Course project, Human-computer Interaction, 2007
Additional team members: Petcharat Viriyakattiyaporn, Michael Welsman, Kai Xu, Susana Zoghbi
This was a team project in the graduate HCI course at UBC. It involved research, design, and evaluation of an interface for improved interaction with Automated Teller Machines (ATMs).
Key skills used
- Persona creation
- Requirements definition
- Paper prototyping
- Interactive prototyping
- Cognitive walkthrough
- Qualitative user study
Problem and design approach (from project report)

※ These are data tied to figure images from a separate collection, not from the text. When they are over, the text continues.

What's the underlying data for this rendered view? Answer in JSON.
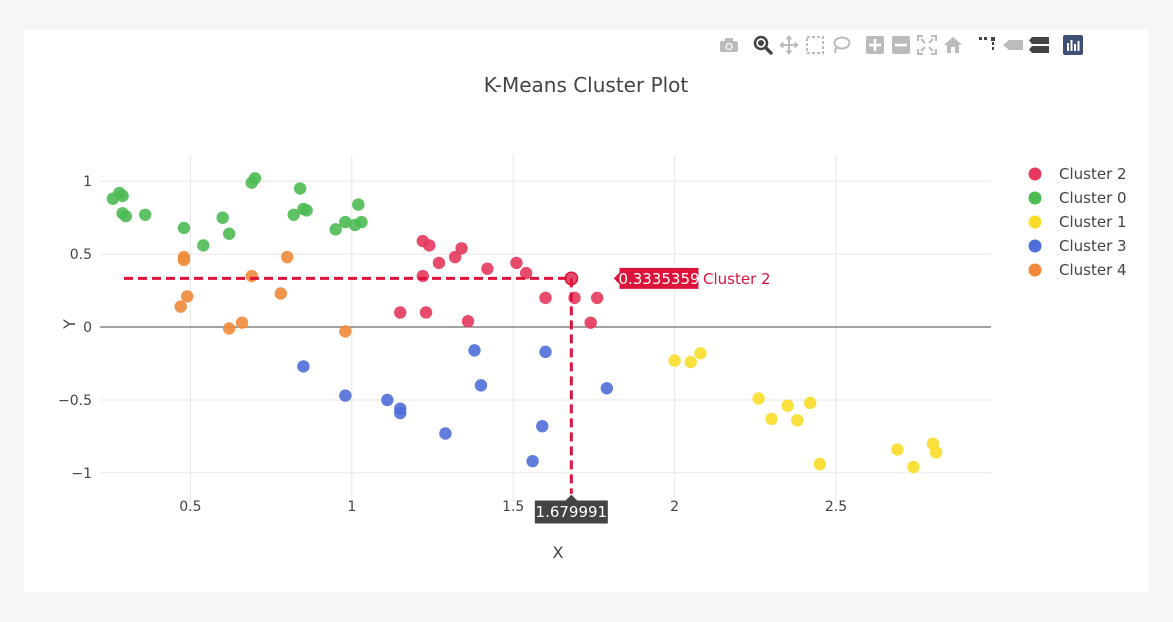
{
  "modebar": {
    "icons": [
      "camera-icon",
      "zoom-icon",
      "pan-icon",
      "box-select-icon",
      "lasso-icon",
      "zoom-in-icon",
      "zoom-out-icon",
      "autoscale-icon",
      "reset-axes-icon",
      "spike-lines-icon",
      "hover-closest-icon",
      "hover-compare-icon",
      "plotly-logo-icon"
    ],
    "color": "#bbbbbb",
    "active_color": "#444444"
  },
  "hover": {
    "x_label": "1.679991",
    "y_label": "0.3335359",
    "trace_name": "Cluster 2",
    "x": 1.679991,
    "y": 0.3335359,
    "color": "#dc143c"
  },
  "chart_data": {
    "type": "scatter",
    "title": "K-Means Cluster Plot",
    "xlabel": "X",
    "ylabel": "Y",
    "xlim": [
      0.22,
      2.98
    ],
    "ylim": [
      -1.2,
      1.18
    ],
    "xticks": [
      0.5,
      1,
      1.5,
      2,
      2.5
    ],
    "xtick_labels": [
      "0.5",
      "1",
      "1.5",
      "2",
      "2.5"
    ],
    "yticks": [
      -1,
      -0.5,
      0,
      0.5,
      1
    ],
    "ytick_labels": [
      "−1",
      "−0.5",
      "0",
      "0.5",
      "1"
    ],
    "grid": true,
    "legend_position": "top-right",
    "series": [
      {
        "name": "Cluster 2",
        "color": "#e6395c",
        "x": [
          1.22,
          1.24,
          1.27,
          1.32,
          1.34,
          1.42,
          1.51,
          1.54,
          1.22,
          1.6,
          1.68,
          1.69,
          1.76,
          1.15,
          1.23,
          1.36,
          1.74
        ],
        "y": [
          0.59,
          0.56,
          0.44,
          0.48,
          0.54,
          0.4,
          0.44,
          0.37,
          0.35,
          0.2,
          0.33,
          0.2,
          0.2,
          0.1,
          0.1,
          0.04,
          0.03
        ]
      },
      {
        "name": "Cluster 0",
        "color": "#4dbb54",
        "x": [
          0.26,
          0.28,
          0.29,
          0.29,
          0.3,
          0.36,
          0.48,
          0.54,
          0.6,
          0.62,
          0.69,
          0.7,
          0.82,
          0.84,
          0.85,
          0.86,
          0.95,
          0.98,
          1.01,
          1.02,
          1.03
        ],
        "y": [
          0.88,
          0.92,
          0.9,
          0.78,
          0.76,
          0.77,
          0.68,
          0.56,
          0.75,
          0.64,
          0.99,
          1.02,
          0.77,
          0.95,
          0.81,
          0.8,
          0.67,
          0.72,
          0.7,
          0.84,
          0.72
        ]
      },
      {
        "name": "Cluster 1",
        "color": "#fadd28",
        "x": [
          2.0,
          2.05,
          2.08,
          2.26,
          2.3,
          2.35,
          2.38,
          2.42,
          2.45,
          2.69,
          2.74,
          2.8,
          2.81
        ],
        "y": [
          -0.23,
          -0.24,
          -0.18,
          -0.49,
          -0.63,
          -0.54,
          -0.64,
          -0.52,
          -0.94,
          -0.84,
          -0.96,
          -0.8,
          -0.86
        ]
      },
      {
        "name": "Cluster 3",
        "color": "#4f6ed9",
        "x": [
          0.85,
          0.98,
          1.11,
          1.15,
          1.15,
          1.29,
          1.38,
          1.4,
          1.56,
          1.59,
          1.6,
          1.79
        ],
        "y": [
          -0.27,
          -0.47,
          -0.5,
          -0.56,
          -0.59,
          -0.73,
          -0.16,
          -0.4,
          -0.92,
          -0.68,
          -0.17,
          -0.42
        ]
      },
      {
        "name": "Cluster 4",
        "color": "#f08a3a",
        "x": [
          0.47,
          0.48,
          0.48,
          0.49,
          0.62,
          0.66,
          0.69,
          0.78,
          0.8,
          0.98
        ],
        "y": [
          0.14,
          0.46,
          0.48,
          0.21,
          -0.01,
          0.03,
          0.35,
          0.23,
          0.48,
          -0.03
        ]
      }
    ]
  }
}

There have been dramatic changes in the banking industry in recent decades. Automated Teller Machines (ATMs) have superseded human tellers for many banking tasks. Many users prefer ATMs to human tellers, but ATMs can sometimes be slow since they enforce a simple, linear use flow. For users who want to complete many transactions, this means spending several minutes at an ATM. Whether they have a long line behind them, in front of them, or are simply alone late at night, time spent at an ATM is something most users would rather avoid. Online banking (OLB) has made it possible to do many kinds of transactions at home, avoiding this problem, but users must still go to an ATM if they wish to withdraw physical cash or deposit cash or cheques.
Our system proposes a new macro transaction feature that allows users to shift more of their banking time from ATMs to online banking. Users can pre-define sets of multiple transactions from a flexible web-based interface. These become available at the ATM and require only authentication and confirmation rather than a long string of sequential operations. This cuts down on undesirable ATM interaction time considerably, improving user experience. Furthermore, our system will increase ATM throughput, reducing wait times in ATM queues and perhaps reducing the number of ATM machines that banks must deploy.

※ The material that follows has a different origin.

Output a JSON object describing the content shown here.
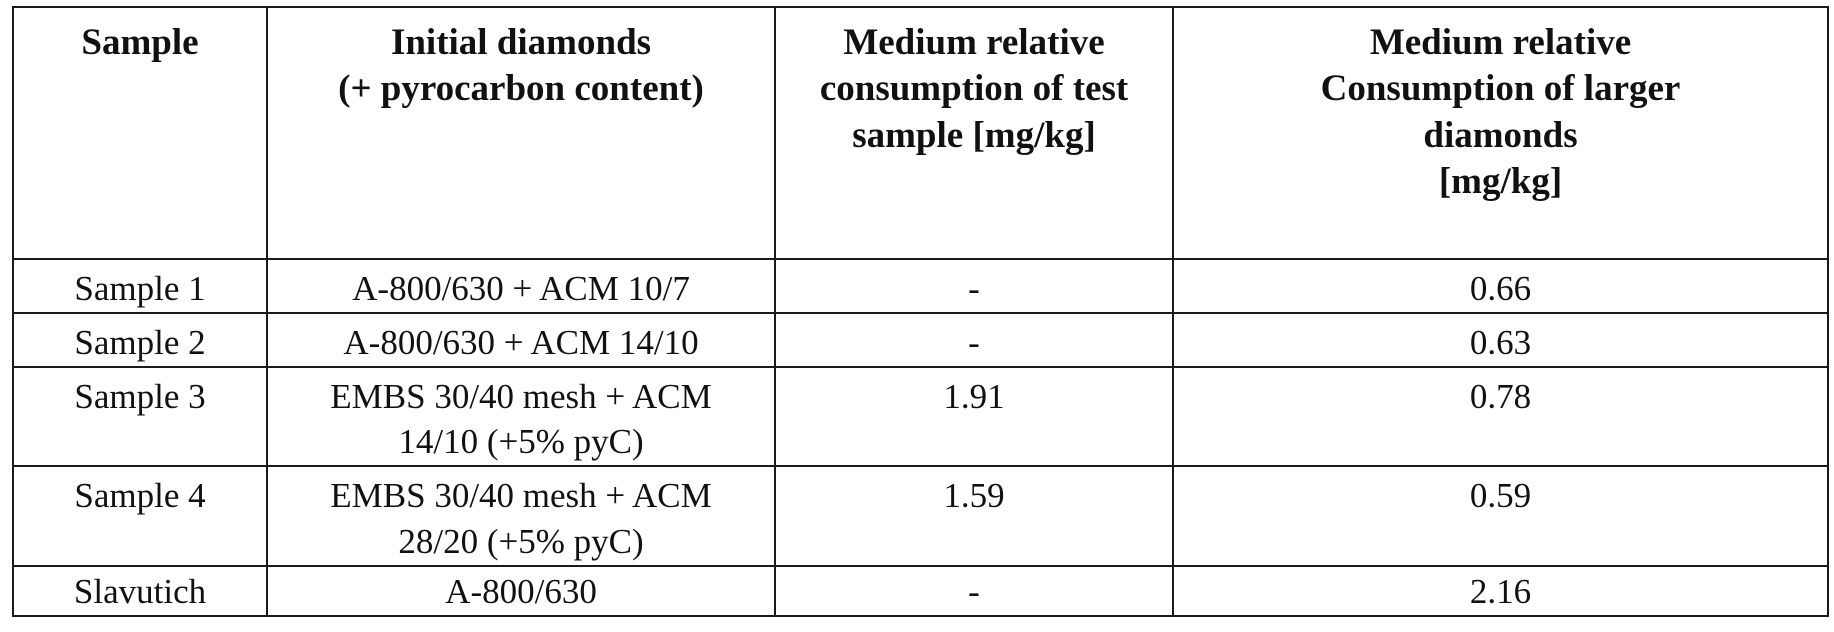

As we are designing a banking system that can be used to perform a number of standard transactions, we must take a wide variety of users into account. Most of these users want their banking systems to be simple and intuitive. It is safest to design for a novice rather than an expert user, although advanced functions can be beneficial if they do not overly complicate the system. We should also keep in mind the fact that most potential users have an existing mental model of how various banking operations work based on current ATM interfaces.
The capture the diversity of our user population, we created three imaginary users with different goals, levels of sophistication, and disabilities. The first is Edmond, an elderly man who prefers to do banking in person and deals with large numbers of cheques. Edmond requires a system that is simple and easy to use. Next is Jen, a young manager at an IT company, who has a higher expertise and would like her banking interfaces to be fast and powerful. Finally, Mary is an intermediate user with standard needs. We have developed tasks for these three users.

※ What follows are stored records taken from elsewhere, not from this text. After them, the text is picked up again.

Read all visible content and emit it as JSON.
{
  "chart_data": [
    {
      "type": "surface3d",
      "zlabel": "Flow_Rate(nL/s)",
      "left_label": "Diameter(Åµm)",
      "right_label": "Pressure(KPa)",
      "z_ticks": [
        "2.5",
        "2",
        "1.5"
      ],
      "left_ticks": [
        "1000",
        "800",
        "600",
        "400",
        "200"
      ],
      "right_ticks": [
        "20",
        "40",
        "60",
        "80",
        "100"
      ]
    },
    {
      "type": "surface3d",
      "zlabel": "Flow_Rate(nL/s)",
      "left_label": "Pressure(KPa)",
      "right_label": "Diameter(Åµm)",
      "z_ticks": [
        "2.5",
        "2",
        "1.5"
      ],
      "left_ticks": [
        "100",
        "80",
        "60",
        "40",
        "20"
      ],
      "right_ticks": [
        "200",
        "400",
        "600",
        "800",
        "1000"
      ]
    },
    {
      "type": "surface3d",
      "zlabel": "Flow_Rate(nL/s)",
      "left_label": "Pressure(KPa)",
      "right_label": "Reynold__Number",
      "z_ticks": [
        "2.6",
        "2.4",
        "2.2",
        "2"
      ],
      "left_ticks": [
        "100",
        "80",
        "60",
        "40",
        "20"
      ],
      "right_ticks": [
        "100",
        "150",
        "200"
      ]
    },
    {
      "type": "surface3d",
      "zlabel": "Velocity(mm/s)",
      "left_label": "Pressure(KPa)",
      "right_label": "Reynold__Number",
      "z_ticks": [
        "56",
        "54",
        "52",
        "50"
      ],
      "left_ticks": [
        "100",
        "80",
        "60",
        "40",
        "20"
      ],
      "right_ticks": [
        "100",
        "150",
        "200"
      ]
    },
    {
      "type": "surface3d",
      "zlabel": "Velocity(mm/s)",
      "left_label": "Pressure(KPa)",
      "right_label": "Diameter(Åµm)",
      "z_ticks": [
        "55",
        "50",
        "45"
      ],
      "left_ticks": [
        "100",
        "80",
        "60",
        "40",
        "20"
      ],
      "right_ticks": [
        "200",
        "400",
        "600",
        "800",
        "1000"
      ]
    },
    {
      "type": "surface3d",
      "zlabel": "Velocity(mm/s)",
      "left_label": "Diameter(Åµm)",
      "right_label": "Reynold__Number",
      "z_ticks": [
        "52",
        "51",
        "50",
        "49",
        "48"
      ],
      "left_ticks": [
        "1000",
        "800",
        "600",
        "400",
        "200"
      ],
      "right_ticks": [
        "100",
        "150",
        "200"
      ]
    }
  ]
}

For the purposes of this project we are assuming that we would be unencumbered by most technological concerns. Our system is designed to be deployed on a new generation of ATM which will be standardized, will have flexible and fast connections to back-end databases, and will have new features such as high-resolution touch screen displays and biometric identification. For the OLB piece of our project we are assuming that our system will run on a standard home computer with a standard web browser and internet connection. Identical or similar web applications could be accessed through web-enabled devices such as cellular phones, but dealing with small screen displays and other compatibility issues is out of scope for this project.